# Statistical breakthrough in city measuring



## Leeds No.1 (Jul 26, 2004)

New York is tiny compared to Mexico City; you cant just discount suburbs, or shanty towns because theyre not "buff".


----------



## DELCROID (Apr 9, 2006)

Sir P von said:


> ..........
> 
> PS: mexico df, sao paulo and istanbul.. never been there. they are just among the top 10 without being known very well. anyway, nothing against those cities at all!
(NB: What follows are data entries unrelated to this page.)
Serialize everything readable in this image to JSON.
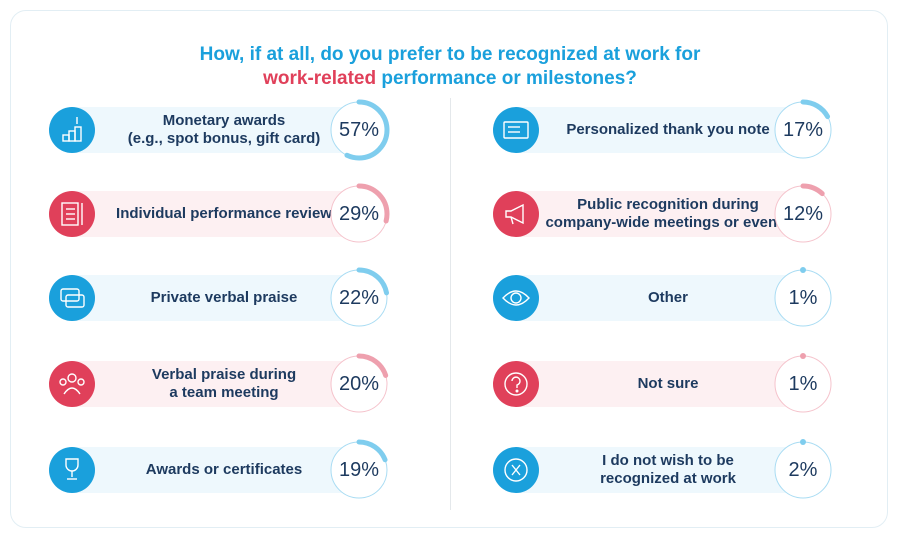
{
  "title": {
    "line1": "How, if at all, do you prefer to be recognized at work for",
    "line2_highlight": "work-related",
    "line2_rest": " performance or milestones?"
  },
  "colors": {
    "blue": "#1aa0dc",
    "red": "#e0405a",
    "blue_arc": "#7fcdee",
    "red_arc": "#eea0ae",
    "text": "#1d3a5f"
  },
  "chart_data": {
    "type": "donut-progress",
    "items": [
      {
        "label": "Monetary awards\n(e.g., spot bonus, gift card)",
        "value": 57,
        "display": "57%",
        "color": "blue",
        "icon": "coins-stack-icon"
      },
      {
        "label": "Individual performance review",
        "value": 29,
        "display": "29%",
        "color": "red",
        "icon": "checklist-pen-icon"
      },
      {
        "label": "Private verbal praise",
        "value": 22,
        "display": "22%",
        "color": "blue",
        "icon": "speech-bubbles-icon"
      },
      {
        "label": "Verbal praise during\na team meeting",
        "value": 20,
        "display": "20%",
        "color": "red",
        "icon": "team-people-icon"
      },
      {
        "label": "Awards or certificates",
        "value": 19,
        "display": "19%",
        "color": "blue",
        "icon": "trophy-icon"
      },
      {
        "label": "Personalized thank you note",
        "value": 17,
        "display": "17%",
        "color": "blue",
        "icon": "note-card-icon"
      },
      {
        "label": "Public recognition during\ncompany-wide meetings or events",
        "value": 12,
        "display": "12%",
        "color": "red",
        "icon": "megaphone-icon"
      },
      {
        "label": "Other",
        "value": 1,
        "display": "1%",
        "color": "blue",
        "icon": "eye-icon"
      },
      {
        "label": "Not sure",
        "value": 1,
        "display": "1%",
        "color": "red",
        "icon": "question-icon"
      },
      {
        "label": "I do not wish to be\nrecognized at work",
        "value": 2,
        "display": "2%",
        "color": "blue",
        "icon": "x-circle-icon"
      }
    ]
  }
}
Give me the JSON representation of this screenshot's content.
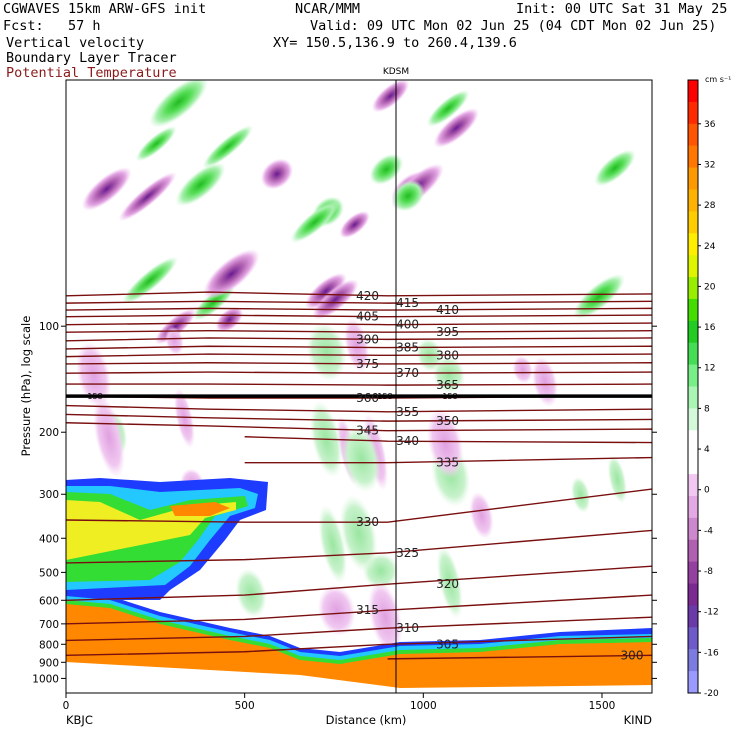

These short you-tube videos show a bit of what "lame-cities" look like in Latin America....  :



*SP: *

1.- (02:23): http://www.youtube.com/watch?v=28vQo-1yI4w



2.- (04:21): http://www.youtube.com/watch?v=X3ntPYNfNn4



*RJ:*

1.- (02:13): http://www.youtube.com/watch?v=M1rBRO3MY7w


2.- (03:29): http://www.youtube.com/watch?v=6-bJz66MQCQ




*BA* (07:57): http://www.youtube.com/watch?v=AzzNLK7FEno


*MX* (09:23): http://www.youtube.com/watch?v=CZ4FmNK15RQ


i hope you like them .....


----------



## earthJoker (Dec 15, 2004)

Kuesel said:


> HALF lake? practicly the whole... if it's a bit green on the banks then it's a private park  And the Glatt- and Limmattal is anyway... well, no comment


If you include the Obersee! Between Stäfa and Jona there is also a big overbuild junk and in the region of the peninsula Au aswell.


BTW is there any urban area map of Zürich around, I didn't saw Zürich in the City Comparison thread


----------